5. Continuous evidence
Because the production image is rebuilt from the pinned requirements.txt on every push to main, the build pipeline itself is the primary continuous evidence that dependency state in production matches dependency state in source. The build cadence, the Cloud Build trigger configuration, and recent green build records are documented separately at /trust/soc2/ci-cd-implemented/.
Recent merges to main reflecting the security posture this policy operates within include:
f9cc2c1— per-IP rate limiting on authentication endpoints (13 May 2026).d1edc6d— Django log filtercore.logging.RedactingFilterstrips user query content before Cloud Logging (13 May 2026).39a4056— CMEK on the GCS assets bucket via a Cloud KMS data key (13 May 2026).a468e3d— Firebase Identity Platform fresh-signup login correctness fix (13 May 2026).50a8675— dailydelete_expired_queriesDjango management command for retention (13 May 2026).
6. Related controls and documents
- CI/CD pipeline — Cloud Build trigger, build cadence, and deployment record.

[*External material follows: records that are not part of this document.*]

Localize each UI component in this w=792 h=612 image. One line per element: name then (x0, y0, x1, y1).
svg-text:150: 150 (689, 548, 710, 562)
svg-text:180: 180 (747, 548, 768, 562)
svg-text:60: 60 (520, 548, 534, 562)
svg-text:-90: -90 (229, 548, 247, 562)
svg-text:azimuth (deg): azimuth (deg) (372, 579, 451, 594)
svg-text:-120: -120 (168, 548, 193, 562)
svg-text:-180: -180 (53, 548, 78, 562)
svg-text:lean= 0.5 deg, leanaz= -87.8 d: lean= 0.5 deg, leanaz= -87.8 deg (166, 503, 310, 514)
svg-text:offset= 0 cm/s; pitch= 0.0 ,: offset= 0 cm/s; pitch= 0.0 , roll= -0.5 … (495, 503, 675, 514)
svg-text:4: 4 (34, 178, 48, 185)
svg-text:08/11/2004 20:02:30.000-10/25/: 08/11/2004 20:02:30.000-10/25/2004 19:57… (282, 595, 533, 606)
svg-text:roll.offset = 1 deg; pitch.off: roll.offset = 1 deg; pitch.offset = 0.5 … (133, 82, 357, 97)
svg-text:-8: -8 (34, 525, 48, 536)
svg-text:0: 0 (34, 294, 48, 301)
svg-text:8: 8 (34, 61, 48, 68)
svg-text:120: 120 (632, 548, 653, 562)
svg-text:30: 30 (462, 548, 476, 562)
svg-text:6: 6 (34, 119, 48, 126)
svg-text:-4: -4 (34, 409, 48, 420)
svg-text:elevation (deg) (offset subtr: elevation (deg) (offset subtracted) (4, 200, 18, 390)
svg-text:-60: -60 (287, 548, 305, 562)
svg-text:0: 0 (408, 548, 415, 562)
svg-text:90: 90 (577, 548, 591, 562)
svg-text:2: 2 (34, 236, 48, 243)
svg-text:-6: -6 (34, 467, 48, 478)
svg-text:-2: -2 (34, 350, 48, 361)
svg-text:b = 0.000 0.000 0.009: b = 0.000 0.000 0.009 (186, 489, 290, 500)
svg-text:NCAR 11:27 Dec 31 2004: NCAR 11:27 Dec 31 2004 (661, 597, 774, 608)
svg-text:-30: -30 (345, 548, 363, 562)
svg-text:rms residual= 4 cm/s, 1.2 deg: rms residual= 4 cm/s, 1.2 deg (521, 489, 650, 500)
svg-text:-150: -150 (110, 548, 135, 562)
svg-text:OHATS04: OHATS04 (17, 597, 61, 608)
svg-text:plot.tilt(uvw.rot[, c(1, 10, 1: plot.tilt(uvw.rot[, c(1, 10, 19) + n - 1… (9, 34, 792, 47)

docs/soc2/inventory-of-resources.md— authoritative list of in-scope production resources.docs/soc2/risk-register.md— tracked risks, including any accepted vulnerability findings.docs/soc2/vendor-list.md— sub-processors whose own vulnerability programs cover infrastructure outside Theora's control.docs/soc2/cloud-ids-exception.md— documented exception for network intrusion detection, referenced here because it shares the same risk-acceptance pattern used for non-exploitable findings.
7. Ownership
The owner of this control is security@theorahq.com. The owner is responsible for keeping this document accurate, for reviewing scanner findings on the cadence in section 3, and for raising material changes for re-approval under the cadence in the document control header.